Hi, I am a rising senior at my school and have been in an early college program since somphmore year. I signed up for honors-precalc for next year, but am wondering if I should just try and take calculus. I took algebra 2 for my junior year and this summer I’m taking college algebra at a community college. One of the tutors reccomended that I should take calculus, which is the next class after college algebra here. I’m unsure if skipping precalculus is a good idea though. Thanks for the help.
It depends how far you got up to in Algebra 2. If you covered the unit circle and some complex triganometry you will be fine. Just be sure to teach yourself limits over the summer. I went from regular Precalc to AP Calc, and Precalc was just a recap of Honors Algebra 2. My friends in Honors Precalc covered trigonometry in December while I covered it in May, and all of them said they didn’t use anything taught after the unit circle when we were in AP Calc together.
If you don’t have a good foundation in the pre-calculus math concepts then don’t take calculus. [url=<a href=“http://media.collegeboard.com/digitalServices/pdf/ap/ap-course-overviews/ap-calculus-ab-course-overview.pdf%5DThis%5B/url”>http://media.collegeboard.com/digitalServices/pdf/ap/ap-course-overviews/ap-calculus-ab-course-overview.pdf]This[/url] lists some of the classes and math concepts you need to be successful in AP Calculus AB.
Hmm I didn’t learn much of those. Looking at those I’m actually pretty confused, maybe I should just stick to precalc.
I would stick to Pre-calc
Ditto
Most high schools have a math sequence of algebra2-precalc-calc. There is no college algebra in the usual sequence. Is your college algebra just covering the same material as in precalculus?
College algebra = high school pre-calculus. Two different names, same thing. In both cases the next class in thebsequence is calculus 1.

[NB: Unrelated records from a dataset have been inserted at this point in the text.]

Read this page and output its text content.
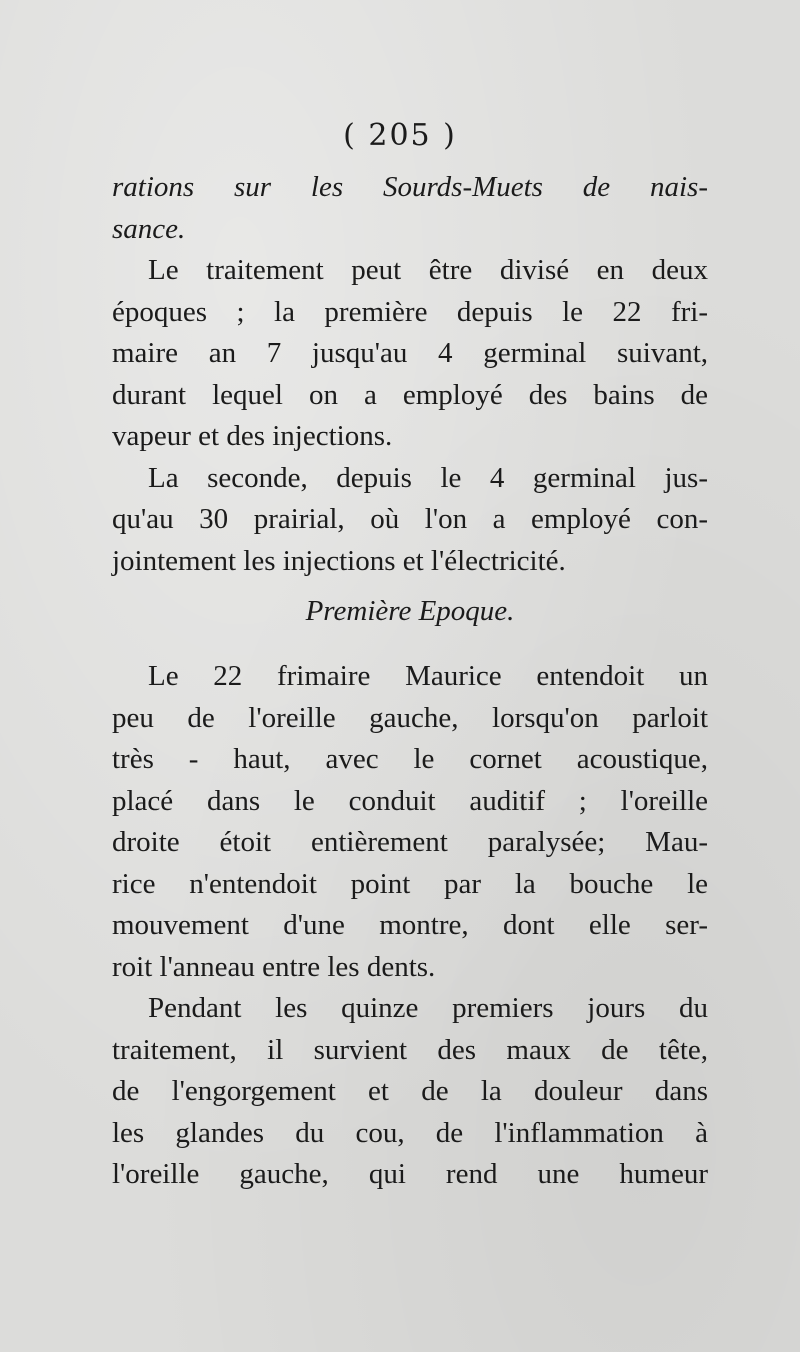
( 205 )
rations sur les Sourds-Muets de nais-
sance.
Le traitement peut être divisé en deux
époques ; la première depuis le 22 fri-
maire an 7 jusqu'au 4 germinal suivant,
durant lequel on a employé des bains de
vapeur et des injections.
La seconde, depuis le 4 germinal jus-
qu'au 30 prairial, où l'on a employé con-
jointement les injections et l'électricité.
Première Epoque.
Le 22 frimaire Maurice entendoit un
peu de l'oreille gauche, lorsqu'on parloit
très - haut, avec le cornet acoustique,
placé dans le conduit auditif ; l'oreille
droite étoit entièrement paralysée; Mau-
rice n'entendoit point par la bouche le
mouvement d'une montre, dont elle ser-
roit l'anneau entre les dents.
Pendant les quinze premiers jours du
traitement, il survient des maux de tête,
de l'engorgement et de la douleur dans
les glandes du cou, de l'inflammation à
l'oreille gauche, qui rend une humeur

If you were recommended for calculus, take it, but check drop/add deadlines in case you read the syllabus and it’s too hard.
If you don’t intend on being a stem major (or even if you do but will start in engineering calculus 1 in college) I’d recommend taking the easiest calculus class, either 'applied calculus ’ or 'business calculus ’ for instance.
Thanks for the advice. I think what I’ll do is talk to the precalc teacher after the first day of school and ask about the AP calc teacher and talk to them about this. Taking precalc doesn’t sound so bad I did Algebra 1,Geometry, Algebra 2 all honors my first 3 years, so I would have four years of math with precalc, it’s not like I skipped a year and that’s why I’m doing precalc senior year. And learning more basics would help for when I’d take calculus later on.
I do have 37 college credits from the local community college since my somphore year and I’ll be doing 6 more credits this fall. So that should help when applying to universities even without AP calc,hope they’d take most of my credits.
So my precalc honors teacher is my algebra 2 honors teacher from last year. I’ll talk to him about AP calc and see what he reccomends tommorow.
From what I’ve gathered there seems to be some difference in college algebra courses. Another poster described their college algebra as coming before precalculus in the cc’s course guide. Find out what your course covers.
I finished a college algebra course over the summer but looking at pre calc syallbuses I didn’t learn everything from it. Some of the things were also pretty brief since it was only 8 weeks long and it was difficult for me to retain some of the info even though I got an A.
In my opinion, you should try Calculus. It’ll give your app a fairly significant boost, because colleges want to see you do challenging courses. Personally, I haven’t taken precalculus either (I’m a rising junior), but I’m still taking AP Calculus BC this coming year. I had to pass a placement exam too, to prove I had the right level.
Before the course, if you just complement whatever knowledge you already have with Khan Academy (that’s what I used) and other web videos, you should do fine in Calculus. Precalculus is really just a review of Algebra 2 with some extra trigonometry involved. It’s definitely the most “skippable” high school math course. Hope this helped!